This data-api is yet to run in production.
When it comes to huge amount of data, either incoming dialog from chatbot or data request from 3rd party (i.e. data scientist), bottleneck normally happens in data layer.
For example, if there is more than 1M rows in DB or when the chatbot rigorously pushing data (e.g. 1000 dialog every second). Presumably, update and delete operations will be least performed compared with other two (assumption).
Thus, there are two main problems:
- Read problem
- Write problem
- Use in-memory cache to improve performance and to significantly reduce cpu, network, and IO overheads. For example: memchached, hazelcast.
- Assuming there is an enormous amount of datapoints and there is no frequent write to DB, we can change the DBMS to read heavy database. For instance MongoDB.
- Change the push model by chatbot to data-api: from synchronous to asynchronous communication. This can be achieved with messaging broker, such as Apache Kafka or RabbitMQ. This also enables fault-tolerance for the whole system, implicating no data is lost when data-api is unavailable, as messaging broker keeps them in HA manner.
- Assuming there is frequent write to DB, despite having minimum read operation, we can change the DB to write heavy DBMS, such as Cassandra.

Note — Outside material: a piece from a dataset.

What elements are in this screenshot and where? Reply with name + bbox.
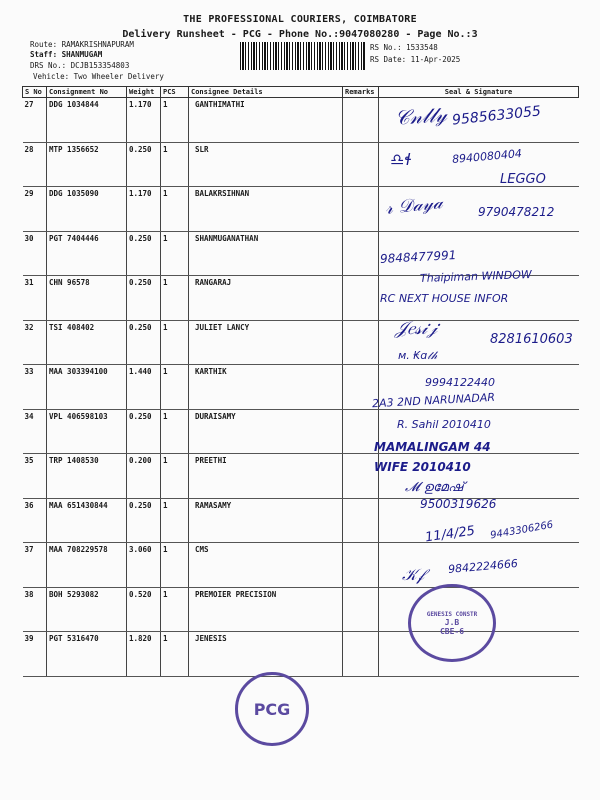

We can apply solution 1 and 3 above, plus:
- Change the DB to read/write heavy DB engine, such as Redis ref.
We can apply solution 1 and 3 + keep using general-purpose RDBMS (postgresql).
I have not yet implemented data validation, especially when serializing json request. In addition, parsing error will result in 500 internal server error, and instead it should ideally respond with GenericResponse payload with correctly-addressed error message and status code.